Dengan tema ‘Working towards achieving the UN Sustainable Development Goals (UN SDGs)’, atau ‘Bekerja menuju pencapaian Tujuan Pembangunan Berkelanjutan PBB’, acara ini berfokus kepada agenda yang ditetapkan oleh PBB untuk mengatasi isu global seperti kesenjangan sosial, perubahan iklim, dan lain sebagainya.

Peserta S3BCC yang berusia 11 hingga 19 tahun ditugaskan untuk mengembangkan konsep usaha sosial yang berfokus pada setidaknya satu dari 17 UN SDGs. Lebih dari 25 tim dan 80 peserta, baik dari Indonesia maupun mancanegara, mempresentasikan ide bisnis mereka untuk mengatasi berbagai macam isu sosial, mulai dari pekerjaan layak dan pertumbuhan ekonomi hingga kelestarian lingkungan.

“Kompetisi ini awalnya diadakan sebagai inisiatif penggalangan dana untuk mendukung program amal Street Smart Society, namun dalam perjalanannya kami melihat peluang untuk untuk mendorong rekan-rekan seusia kami untuk meningkatkan kesejahteraan dalam masyarakat melalui usaha sosial,” kata Vanessa Jaya, siswa SMA dari NationalHigh Jakarta School yang juga menjabat sebagai Pendiri dan Ketua (Founder & President) Street Smart Society.

Tambah Vanessa, pihaknya berharap para peserta dapat membangun minat untuk kewirausahaan sosial melalui acara kami, dan mengembangkan ide-ide yang mereka ajukan dalam kompetisi ini untuk menjadi usaha sosial yang nyata.

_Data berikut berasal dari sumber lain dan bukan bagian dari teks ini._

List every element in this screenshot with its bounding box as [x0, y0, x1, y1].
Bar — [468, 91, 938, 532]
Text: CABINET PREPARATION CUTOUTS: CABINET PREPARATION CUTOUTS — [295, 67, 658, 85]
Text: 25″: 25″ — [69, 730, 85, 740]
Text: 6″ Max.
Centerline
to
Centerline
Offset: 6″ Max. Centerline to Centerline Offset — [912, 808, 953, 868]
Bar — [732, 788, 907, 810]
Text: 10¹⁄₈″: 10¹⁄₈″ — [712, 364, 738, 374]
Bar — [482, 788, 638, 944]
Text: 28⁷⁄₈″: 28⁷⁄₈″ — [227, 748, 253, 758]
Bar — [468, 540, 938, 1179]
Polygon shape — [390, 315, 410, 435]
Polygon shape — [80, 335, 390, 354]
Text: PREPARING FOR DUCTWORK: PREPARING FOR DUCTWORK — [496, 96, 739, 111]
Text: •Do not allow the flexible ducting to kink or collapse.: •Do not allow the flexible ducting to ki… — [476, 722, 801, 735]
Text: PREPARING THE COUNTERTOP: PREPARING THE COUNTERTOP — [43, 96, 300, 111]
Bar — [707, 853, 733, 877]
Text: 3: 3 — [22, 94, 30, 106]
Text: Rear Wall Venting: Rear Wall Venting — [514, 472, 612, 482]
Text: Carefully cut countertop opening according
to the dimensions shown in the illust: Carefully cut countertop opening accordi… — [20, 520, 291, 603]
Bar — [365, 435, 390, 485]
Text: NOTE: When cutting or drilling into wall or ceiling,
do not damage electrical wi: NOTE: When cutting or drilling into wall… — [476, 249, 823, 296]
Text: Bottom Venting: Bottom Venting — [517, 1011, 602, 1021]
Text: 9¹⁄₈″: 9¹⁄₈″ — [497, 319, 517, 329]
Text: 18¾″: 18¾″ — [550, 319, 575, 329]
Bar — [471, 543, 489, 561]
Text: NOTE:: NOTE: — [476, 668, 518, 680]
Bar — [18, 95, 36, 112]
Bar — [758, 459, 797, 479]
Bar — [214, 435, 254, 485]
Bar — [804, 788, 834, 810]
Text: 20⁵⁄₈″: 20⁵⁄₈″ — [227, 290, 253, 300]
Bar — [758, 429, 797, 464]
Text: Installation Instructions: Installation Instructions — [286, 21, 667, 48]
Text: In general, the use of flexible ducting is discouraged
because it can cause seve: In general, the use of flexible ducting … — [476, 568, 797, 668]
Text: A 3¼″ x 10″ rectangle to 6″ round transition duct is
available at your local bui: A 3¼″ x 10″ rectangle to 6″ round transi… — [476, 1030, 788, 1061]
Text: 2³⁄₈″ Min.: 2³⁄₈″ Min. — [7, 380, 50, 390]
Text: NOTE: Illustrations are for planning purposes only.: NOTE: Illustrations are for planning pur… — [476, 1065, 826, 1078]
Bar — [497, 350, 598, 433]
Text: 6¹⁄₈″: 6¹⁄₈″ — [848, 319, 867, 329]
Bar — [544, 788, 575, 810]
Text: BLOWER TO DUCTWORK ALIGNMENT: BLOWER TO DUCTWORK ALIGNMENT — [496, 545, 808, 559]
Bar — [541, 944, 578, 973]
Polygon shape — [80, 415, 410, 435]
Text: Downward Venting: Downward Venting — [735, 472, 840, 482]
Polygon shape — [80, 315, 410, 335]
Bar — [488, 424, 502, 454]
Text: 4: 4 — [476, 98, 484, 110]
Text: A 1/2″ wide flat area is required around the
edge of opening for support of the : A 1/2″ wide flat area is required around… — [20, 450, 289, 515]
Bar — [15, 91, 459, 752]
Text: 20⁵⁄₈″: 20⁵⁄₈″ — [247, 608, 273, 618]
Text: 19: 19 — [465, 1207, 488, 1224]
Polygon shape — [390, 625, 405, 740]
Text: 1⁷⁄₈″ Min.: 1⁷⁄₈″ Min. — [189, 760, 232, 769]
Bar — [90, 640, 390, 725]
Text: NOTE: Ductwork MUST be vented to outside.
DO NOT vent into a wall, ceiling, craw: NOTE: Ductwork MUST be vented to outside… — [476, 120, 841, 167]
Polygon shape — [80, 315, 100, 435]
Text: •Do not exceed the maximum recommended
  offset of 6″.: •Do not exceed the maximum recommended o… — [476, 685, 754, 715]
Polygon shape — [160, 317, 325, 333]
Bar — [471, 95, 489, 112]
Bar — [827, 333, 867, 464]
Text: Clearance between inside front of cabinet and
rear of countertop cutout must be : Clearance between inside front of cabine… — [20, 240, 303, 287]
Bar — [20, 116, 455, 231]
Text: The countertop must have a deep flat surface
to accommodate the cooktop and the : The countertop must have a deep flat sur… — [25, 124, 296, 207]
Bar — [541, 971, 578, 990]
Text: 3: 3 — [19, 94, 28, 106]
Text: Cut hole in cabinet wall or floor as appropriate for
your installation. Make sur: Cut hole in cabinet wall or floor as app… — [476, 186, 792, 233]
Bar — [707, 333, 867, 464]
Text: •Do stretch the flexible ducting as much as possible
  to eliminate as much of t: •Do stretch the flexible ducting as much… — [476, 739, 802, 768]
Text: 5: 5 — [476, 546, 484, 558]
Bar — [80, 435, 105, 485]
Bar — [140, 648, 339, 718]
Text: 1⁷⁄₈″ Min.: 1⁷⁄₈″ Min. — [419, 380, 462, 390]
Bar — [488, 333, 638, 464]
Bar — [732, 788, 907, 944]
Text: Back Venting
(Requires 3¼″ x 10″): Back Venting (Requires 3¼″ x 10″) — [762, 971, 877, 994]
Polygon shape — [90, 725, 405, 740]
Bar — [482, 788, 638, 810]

Dalam live event tersebut, finalis dari Kategori Junior dan Umum yang dipilih berdasarkan rencana bisnis bertujuan sosial memberikan presentasi langsung kepada panel juri kami, yang terdiri dari CEO Indonesia Maju Finansial Merry Huseng, CEO Katalisator Bisnis Indonesia Susilo Tedjaputera, dan CIO Jagartha Advisors Erik Argasetya.

“Saya sangat terkesan dengan standar tinggi yang ditetapkan oleh semua tim melalui platform yang disediakan Street Smart Society Business Case Competition,” kata Erik Argasetya, salah satu juri S3BCC.

Pada akhirnya, dua kelompok dinyatakan sebagai juara. Antheia oleh Tim We Aspire Indonesia memenangkan Kategori Umum dengan usaha mereka menjual pembalut wanita yang dapat digunakan kembali dan biodegradable atau mudah terurai. Dalam Kategori Junior, TreeVenture oleh 3Trees muncul sebagai pemenang dengan ide aplikasi mereka yang bertujuan untuk mendorong pengguna untuk menanam pohon melalui permainan.

Keuntungan yang didapatkan dari Street Smart Society Business Case Competition akan digunakan sebagai dana untuk program amal Street Smart Society.

“Dalam kegiatan Street Smart Society, kami selalu memulai dengan workshop mengenai keuangan dan kewirausahaan, kemudian kami akan memberi kesempatan bagi murid kami untuk menerapkan semua yang telah mereka pelajari dengan membantu mereka untuk memulai usaha mereka sendiri,” kata Edward Ong, Direktur Konten (Content Director) di Street Smart Society.

“Dengan ini, kami menyediakan model bagi murid untuk mendirikan usaha kecil mereka, jadi inisiatif S3BCC memang penting untuk mendukung program amal kami dan juga sekaligus menyediakan platform untuk mempromosikan kewirausahaan sosial.” tutup Edward Ong.